Confessions of a Butterfly

Jonathan Salt
Ojemba Productions
Lion and Unicorn Theatre

Jonathan Salt as Janusz Korczak Credit: Ciaran Cunningham
Jonathan Salt as Janusz Korczak Credit: Ciaran Cunningham
Jonathan Salt as Janusz Korczak Credit: Ciaran Cunningham

Confessions of a Butterfly is the title of a book in which Polish paediatrician Janusz Korczak describes his early life, and he is the subject of this play which borrows the title.

He was the director of two orphanages in Warsaw and his proposals for a Charter of Children’s Rights form the basis of the UN Convention on the Rights of the Child. Korczak was not his original name but a pseudonym he adopted when he wrote a play.
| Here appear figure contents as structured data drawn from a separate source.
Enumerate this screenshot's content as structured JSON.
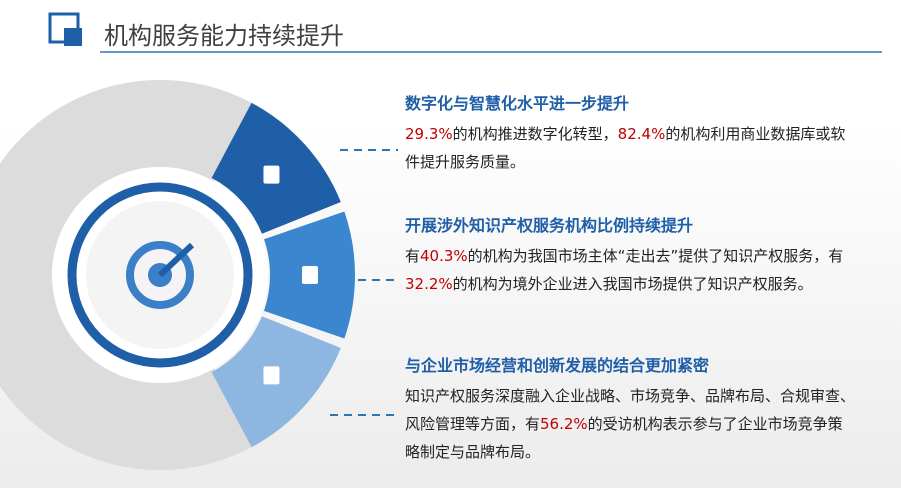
{
  "header": {
    "title": "机构服务能力持续提升"
  },
  "sections": [
    {
      "heading": "数字化与智慧化水平进一步提升",
      "body": [
        {
          "text": "29.3%",
          "color": "#c00000"
        },
        {
          "text": "的机构推进数字化转型，"
        },
        {
          "text": "82.4%",
          "color": "#c00000"
        },
        {
          "text": "的机构利用商业数据库或软件提升服务质量。"
        }
      ]
    },
    {
      "heading": "开展涉外知识产权服务机构比例持续提升",
      "body": [
        {
          "text": "有"
        },
        {
          "text": "40.3%",
          "color": "#c00000"
        },
        {
          "text": "的机构为我国市场主体“走出去”提供了知识产权服务，有"
        },
        {
          "text": "32.2%",
          "color": "#c00000"
        },
        {
          "text": "的机构为境外企业进入我国市场提供了知识产权服务。"
        }
      ]
    },
    {
      "heading": "与企业市场经营和创新发展的结合更加紧密",
      "body": [
        {
          "text": "知识产权服务深度融入企业战略、市场竞争、品牌布局、合规审查、风险管理等方面，有"
        },
        {
          "text": "56.2%",
          "color": "#c00000"
        },
        {
          "text": "的受访机构表示参与了企业市场竞争策略制定与品牌布局。"
        }
      ]
    }
  ]
}
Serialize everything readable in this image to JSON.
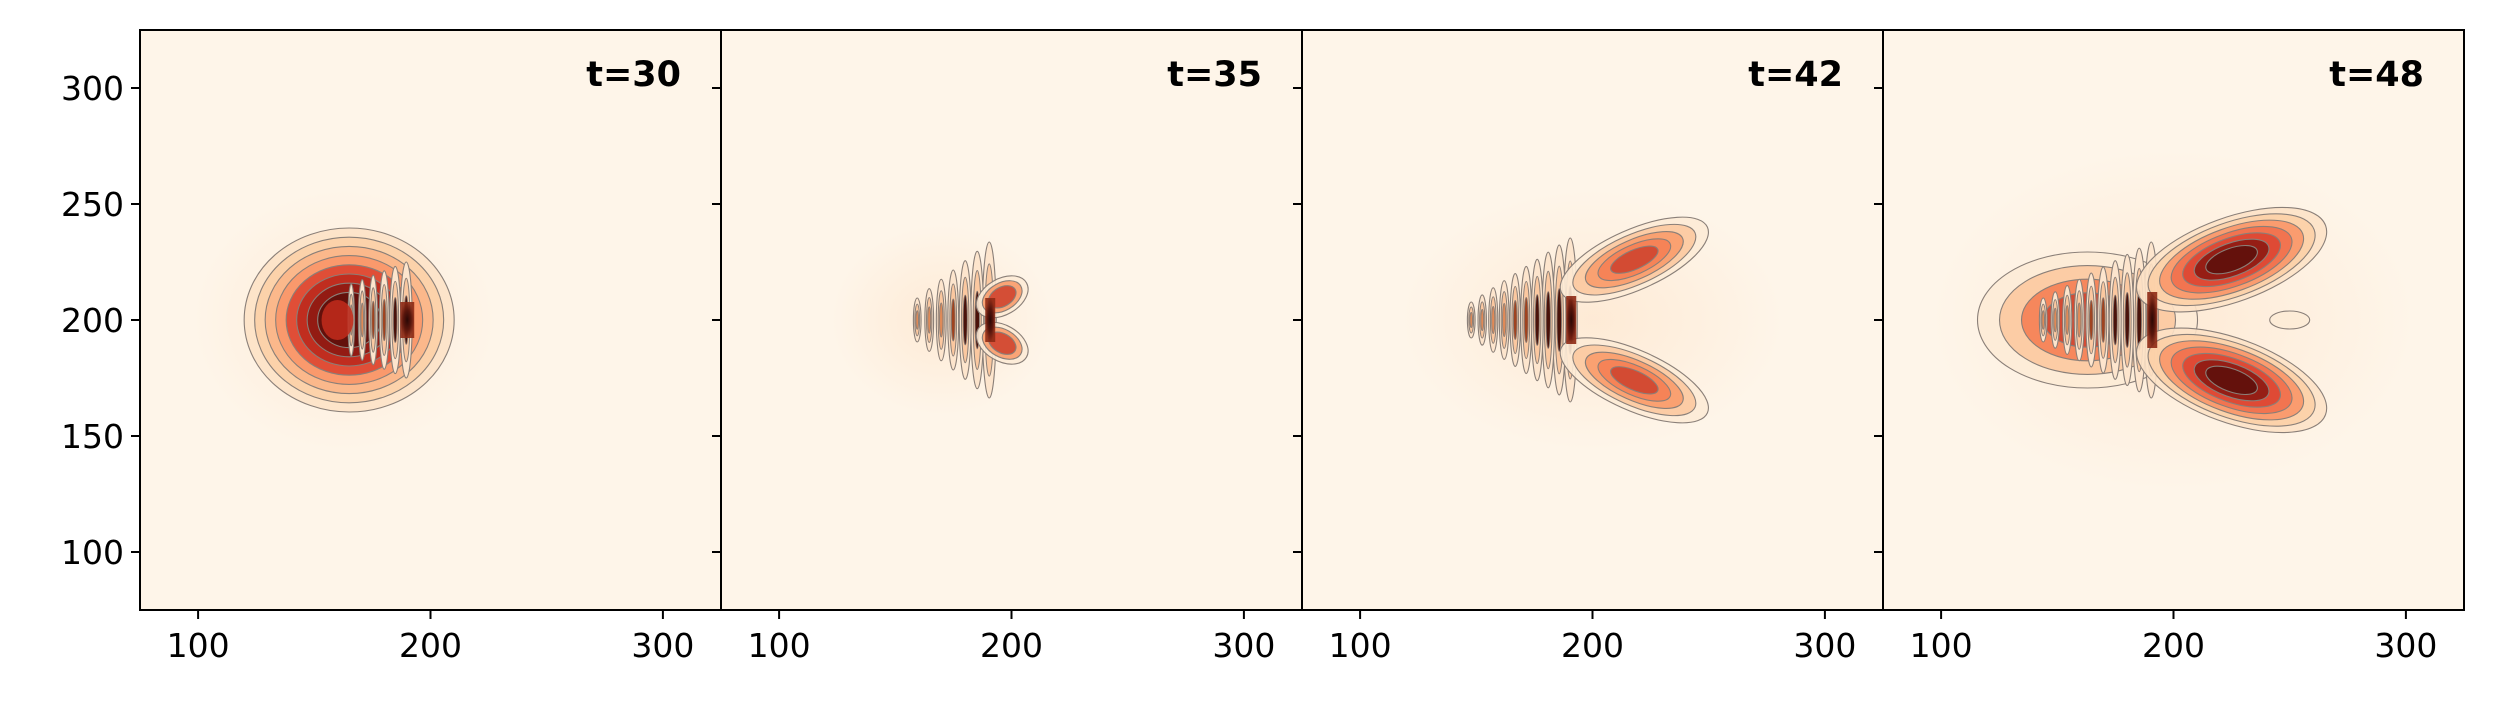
{
  "chart_data": {
    "type": "heatmap",
    "layout": "four panels in a row sharing the y-axis, filled contour plot with thin gray contour lines",
    "colormap": "Oranges-to-dark-red (light cream background, darkest values near black-red)",
    "colors": {
      "background": "#fef5e9",
      "light": "#fde0c0",
      "mid": "#fc9960",
      "high": "#d6301f",
      "peak": "#3a0c07",
      "contour": "#8a7f78"
    },
    "xlim": [
      75,
      325
    ],
    "ylim": [
      75,
      325
    ],
    "xticks": [
      100,
      200,
      300
    ],
    "yticks": [
      100,
      150,
      200,
      250,
      300
    ],
    "xlabel": "",
    "ylabel": "",
    "panels": [
      {
        "label": "t=30",
        "source_x": 193,
        "source_y": 200,
        "pattern": "compact lobe extending left from the source with strong dark-red interior bands"
      },
      {
        "label": "t=35",
        "source_x": 193,
        "source_y": 200,
        "pattern": "narrow backward fan of thin vertical fringes"
      },
      {
        "label": "t=42",
        "source_x": 193,
        "source_y": 200,
        "pattern": "backward fringe fan plus two forward lobes at about ±35 in y"
      },
      {
        "label": "t=48",
        "source_x": 193,
        "source_y": 200,
        "pattern": "wide backward fan, two strong forward lobes near y=228 and y=172, small ellipse near (250,200)"
      }
    ]
  }
}
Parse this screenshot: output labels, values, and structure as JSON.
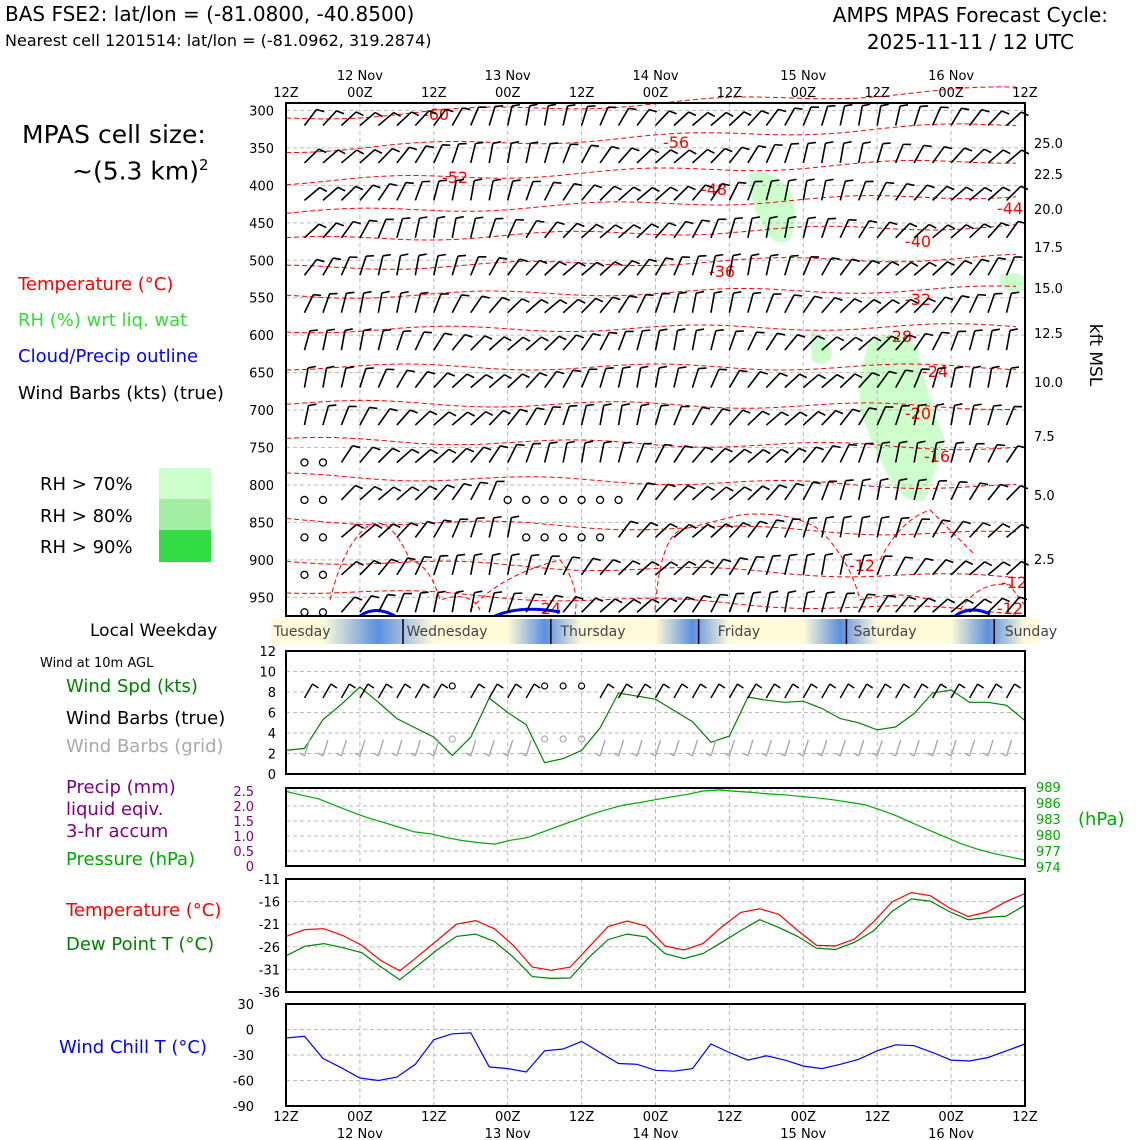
{
  "header": {
    "station_line": "BAS FSE2: lat/lon = (-81.0800, -40.8500)",
    "nearest_cell_line": "Nearest cell 1201514: lat/lon = (-81.0962, 319.2874)",
    "product_line1": "AMPS MPAS Forecast Cycle:",
    "product_line2": "2025-11-11 / 12 UTC"
  },
  "cell_size": {
    "line1": "MPAS cell size:",
    "line2": "~(5.3 km)",
    "sup": "2"
  },
  "legend_upper": {
    "temperature": {
      "label": "Temperature (°C)",
      "color": "#ff0000"
    },
    "rh": {
      "label": "RH (%) wrt liq. wat",
      "color": "#33dd33"
    },
    "cloud": {
      "label": "Cloud/Precip outline",
      "color": "#0000ff"
    },
    "wind": {
      "label": "Wind Barbs (kts) (true)",
      "color": "#000000"
    },
    "rh_levels": [
      {
        "label": "RH > 70%",
        "color": "#ccffcc"
      },
      {
        "label": "RH > 80%",
        "color": "#a3eea3"
      },
      {
        "label": "RH > 90%",
        "color": "#33dd44"
      }
    ]
  },
  "weekday": {
    "label": "Local Weekday",
    "days": [
      "Tuesday",
      "Wednesday",
      "Thursday",
      "Friday",
      "Saturday",
      "Sunday"
    ]
  },
  "legend_wind10m": {
    "header": "Wind at 10m AGL",
    "spd": {
      "label": "Wind Spd (kts)",
      "color": "#008000"
    },
    "barbs_true": {
      "label": "Wind Barbs (true)",
      "color": "#000000"
    },
    "barbs_grid": {
      "label": "Wind Barbs (grid)",
      "color": "#aaaaaa"
    }
  },
  "legend_precip": {
    "line1": "Precip (mm)",
    "line2": "liquid eqiv.",
    "line3": "3-hr accum",
    "color": "#800080",
    "pressure": {
      "label": "Pressure (hPa)",
      "color": "#00aa00"
    },
    "right_unit": "(hPa)"
  },
  "legend_temp": {
    "temp": {
      "label": "Temperature (°C)",
      "color": "#ff0000"
    },
    "dew": {
      "label": "Dew Point T (°C)",
      "color": "#008000"
    }
  },
  "legend_chill": {
    "label": "Wind Chill T (°C)",
    "color": "#0000ff"
  },
  "chart_data": [
    {
      "type": "time-height",
      "x_tick_labels": [
        "12Z",
        "00Z",
        "12Z",
        "00Z",
        "12Z",
        "00Z",
        "12Z",
        "00Z",
        "12Z",
        "00Z",
        "12Z"
      ],
      "date_labels": [
        "12 Nov",
        "13 Nov",
        "14 Nov",
        "15 Nov",
        "16 Nov"
      ],
      "y_ticks_hpa": [
        "300",
        "350",
        "400",
        "450",
        "500",
        "550",
        "600",
        "650",
        "700",
        "750",
        "800",
        "850",
        "900",
        "950"
      ],
      "y_ticks_kft": [
        "25.0",
        "22.5",
        "20.0",
        "17.5",
        "15.0",
        "12.5",
        "10.0",
        "7.5",
        "5.0",
        "2.5"
      ],
      "y_right_label": "kft MSL",
      "temperature_contour_labels": [
        "-60",
        "-56",
        "-52",
        "-48",
        "-44",
        "-40",
        "-36",
        "-32",
        "-28",
        "-24",
        "-20",
        "-16",
        "-12",
        "-12",
        "-12",
        "-24"
      ]
    },
    {
      "type": "line",
      "yticks": [
        "0",
        "2",
        "4",
        "6",
        "8",
        "10",
        "12"
      ],
      "ylim": [
        0,
        12
      ],
      "x_hours": [
        0,
        3,
        6,
        9,
        12,
        15,
        18,
        21,
        24,
        27,
        30,
        33,
        36,
        39,
        42,
        45,
        48,
        51,
        54,
        57,
        60,
        63,
        66,
        69,
        72,
        75,
        78,
        81,
        84,
        87,
        90,
        93,
        96,
        99,
        102,
        105,
        108,
        111,
        114,
        117,
        120
      ],
      "series": [
        {
          "values": [
            2.3,
            2.5,
            5.3,
            6.8,
            8.5,
            7.0,
            5.4,
            4.5,
            3.6,
            1.8,
            3.6,
            7.4,
            6.0,
            4.8,
            1.1,
            1.5,
            2.3,
            4.5,
            7.9,
            7.6,
            7.3,
            6.2,
            5.1,
            3.1,
            3.7,
            7.5,
            7.2,
            7.0,
            7.1,
            6.4,
            5.4,
            5.0,
            4.3,
            4.6,
            5.9,
            7.9,
            8.2,
            7.0,
            7.0,
            6.7,
            5.2
          ]
        }
      ]
    },
    {
      "type": "line",
      "left_ticks": [
        "0",
        "0.5",
        "1.0",
        "1.5",
        "2.0",
        "2.5"
      ],
      "right_ticks": [
        "974",
        "977",
        "980",
        "983",
        "986",
        "989"
      ],
      "ylim": [
        974,
        990
      ],
      "series": [
        {
          "values": [
            989.3,
            988.5,
            987.8,
            986.5,
            985.2,
            984.0,
            983.0,
            982.0,
            981.0,
            980.6,
            979.8,
            979.2,
            978.8,
            978.5,
            979.3,
            979.8,
            981.0,
            982.2,
            983.4,
            984.6,
            985.6,
            986.5,
            987.0,
            987.6,
            988.2,
            988.7,
            989.4,
            989.6,
            989.3,
            989.1,
            988.8,
            988.6,
            988.3,
            988.0,
            987.6,
            987.1,
            986.6,
            985.5,
            984.3,
            982.8,
            981.4,
            980.0,
            978.6,
            977.5,
            976.6,
            975.9,
            975.2
          ]
        },
        {
          "values": [
            0,
            0,
            0,
            0,
            0,
            0,
            0,
            0,
            0,
            0,
            0,
            0,
            0,
            0,
            0,
            0,
            0,
            0,
            0,
            0,
            0,
            0,
            0,
            0,
            0,
            0,
            0,
            0,
            0,
            0,
            0,
            0,
            0,
            0,
            0,
            0,
            0,
            0,
            0,
            0,
            0,
            0,
            0,
            0,
            0,
            0,
            0
          ]
        }
      ]
    },
    {
      "type": "line",
      "yticks": [
        "-36",
        "-31",
        "-26",
        "-21",
        "-16",
        "-11"
      ],
      "ylim": [
        -36,
        -11
      ],
      "series": [
        {
          "values": [
            -23.7,
            -22.2,
            -22.0,
            -23.5,
            -25.7,
            -29.0,
            -31.3,
            -28.0,
            -24.5,
            -21.0,
            -20.2,
            -22.0,
            -25.7,
            -30.5,
            -31.2,
            -30.5,
            -26.0,
            -21.5,
            -20.3,
            -21.4,
            -25.8,
            -26.7,
            -25.3,
            -21.6,
            -18.4,
            -17.6,
            -18.8,
            -22.4,
            -25.7,
            -25.8,
            -24.3,
            -20.5,
            -16.0,
            -14.0,
            -14.7,
            -17.4,
            -19.3,
            -18.3,
            -16.0,
            -14.2
          ]
        },
        {
          "values": [
            -28.0,
            -25.9,
            -25.3,
            -26.2,
            -27.3,
            -30.4,
            -33.3,
            -30.0,
            -26.6,
            -23.7,
            -23.2,
            -24.8,
            -28.3,
            -32.6,
            -33.0,
            -32.9,
            -28.3,
            -24.4,
            -23.2,
            -23.8,
            -27.5,
            -28.6,
            -27.5,
            -25.0,
            -22.4,
            -20.0,
            -21.7,
            -23.7,
            -26.3,
            -26.6,
            -25.0,
            -22.5,
            -18.1,
            -15.4,
            -15.9,
            -18.2,
            -20.0,
            -19.5,
            -19.2,
            -16.8
          ]
        }
      ]
    },
    {
      "type": "line",
      "yticks": [
        "-90",
        "-60",
        "-30",
        "0",
        "30"
      ],
      "ylim": [
        -90,
        30
      ],
      "x_tick_labels": [
        "12Z",
        "00Z",
        "12Z",
        "00Z",
        "12Z",
        "00Z",
        "12Z",
        "00Z",
        "12Z",
        "00Z",
        "12Z"
      ],
      "date_labels": [
        "12 Nov",
        "13 Nov",
        "14 Nov",
        "15 Nov",
        "16 Nov"
      ],
      "series": [
        {
          "values": [
            -10,
            -8,
            -34,
            -45,
            -57,
            -60,
            -56,
            -41,
            -12,
            -5,
            -4,
            -44,
            -46,
            -50,
            -25,
            -23,
            -14,
            -27,
            -40,
            -41,
            -48,
            -49,
            -46,
            -17,
            -27,
            -36,
            -31,
            -36,
            -43,
            -46,
            -41,
            -35,
            -25,
            -18,
            -19,
            -27,
            -36,
            -37,
            -33,
            -25,
            -17
          ]
        }
      ]
    }
  ]
}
He thought a play by Henryk Goldszmit, an identifiably Jewish name, had less chance of being put on.

Joseph Salt’s play is set years later when Korczak was in his sixties, head of a Jewish orphanage that had been relocated in the Warsaw Ghetto. It is 4 August 1942 and Nazi Germany is implementing its “Final Solution”. Korczak knows what lies ahead and next morning he and his 200 charges will walk through the streets of Warsaw to be taken to Treblinka.

Confessions of a Butterfly, based partly on Korczak’s Ghetto Diaries discovered after the war, presents us with the man himself, a play for a single actor, communicating directly with the audience. There are German soldiers on the streets below his window, shots heard and the flash of gunfire as Korczak tries to preserve a kind of normality for the children and what to do.

He decides against an offer from people prepared to hide him, deliberates on whether it would be kinder to use his supply of morphine to end the children’s lives himself, prepares an ampoule for himself and tells the children a bedtime story before taking a nightcap of watered vodka, partly for the calories to keep him going, partly to help slip into nightmare-filled sleep. But the play is not only about those dreadful events, it also tries to encapsulate, often using Korczak’s own words, his ideas about the way in which children should be treated.

Salt, who himself performs as Korczak, plays him very simply, capturing a gentleness and almost naïve innocence. He is someone any child would love and trust and there is a bitter irony in his promises to them that they will be going to a place where they will be happy, though the journey will be difficult and painful. We must use our imagination to see the children he is talking to but he calls up their presence by the way that he addresses them, and we can hear the playing of a young violinist whose presence is marked by light.

Salt and Sam Conway, his director, have achieved the difficult task of making a solo monologue hold an audience for more than 90 minutes. It is staged on Brian Barnes’s set of bare laths and broken plaster, which is as much a metaphor for the broken times as a real room.

Sometimes there is a little too much business with props, though its fussiness adds to the portrayal of character, and some inconsistency in the way lighting is used to indicate the present and recalled memories. I saw a preview and that may not have matched sound designer Harry Wardley’s intention, but that doesn’t account for some of the briefly heard recorded voices whose performances certainly don’t match that of Salt.

Confessions of a Butterfly forms a worthy tribute to a man who, as well as being a doctor, founded what was perhaps the first newspaper produced for and by children and was a regular broadcaster known to Poles as “the Old Doctor” and the winner of Poland’s most important literary prize. Without this play I would probably never have heard of him, though his ideas have helped change the way we think of children.